The Manipur conflict has been that of how the British played the ethnicities against each other.
First things first - Kukis are NOT indigenous to Manipur. Meiteis are.
There has been regular violence perpetrated by the Kukis on Nagas and Meiteis. The recent clashes also were a result of Kukis' antagonism to Meiteis. The violence began when the Kukis protested against the Meiteis' demands for official tribal status. The Kukis argued that this would strengthen the Meiteis' influence on the government and society. The Kukis also believed the Meiteis would use the status to buy land or settle in Kuki areas.
Over the years, as we saw earlier, Kukis and Kachins came together based on drug trade, terror objectives, and religious affiliations.
In the last few years, the Manipur Chief Minister Biren Singh had launched an attack on the drug cartels. In June 2022, the War on Drugs 2.0 was launched and the drug routes were being choked. The Armed Police of Manipur (Manipur Rifles & Indian Reserve Battalions) were empowered and using the NDPS Act they were enabled to crack down on drug trade.
Here is a good discussion on the Manipur situation by Abhijit Chavda.
Let us look at the complete picture now.
The Manipur situation cannot be understood unless one goes into the history of Myanmar, China, and Britain. What is happening currently is the re-energizing of the drug trade with lots of international actors in tow. That is when Manipur CM was cracking down on the drug trade.

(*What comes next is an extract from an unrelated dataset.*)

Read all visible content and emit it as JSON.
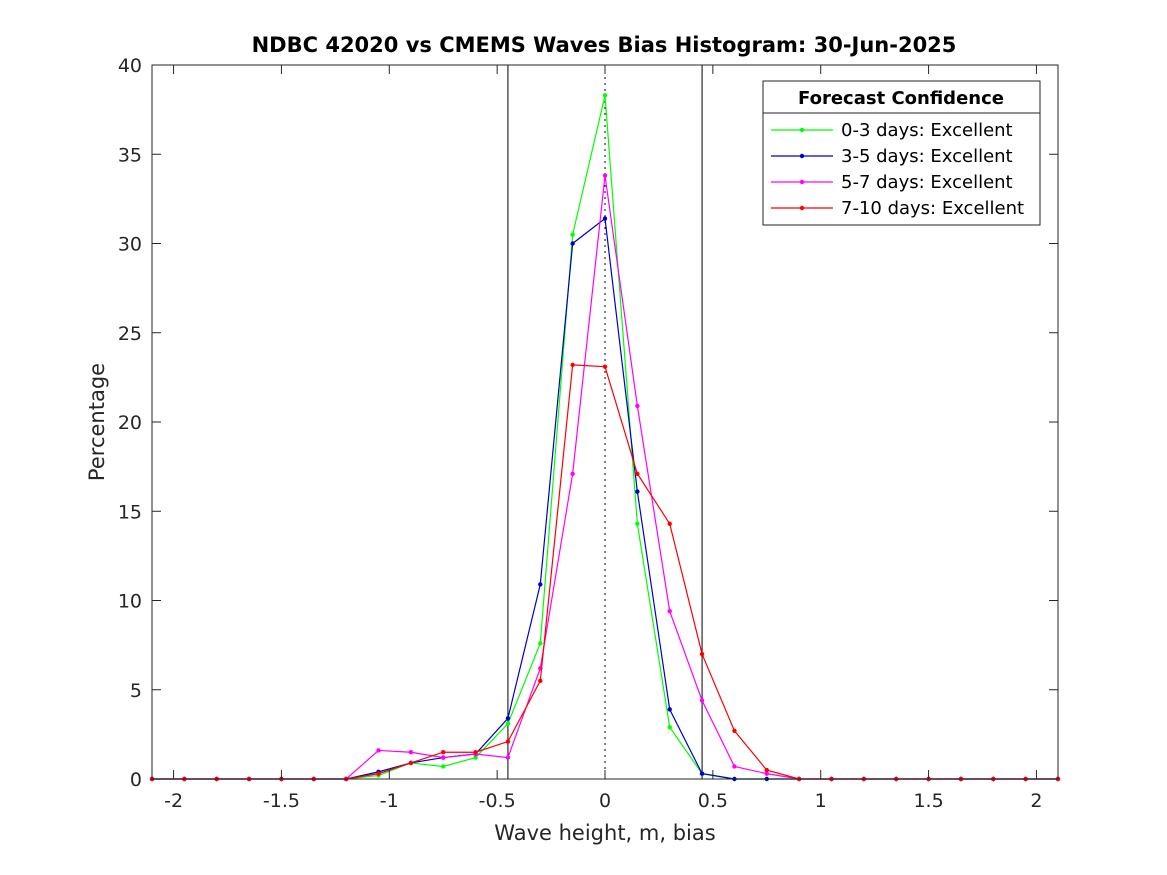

It would be instructive to remember that it was this very government led by Modi that had launched a surgical strike in Myanmar in 2018 against the Kachin rebels.
What had started off as the Arab invaders' curse on India has today become the basis of a global epidemic of opioids. An epidemic that is engulfing the vast populations within the United States and Asia.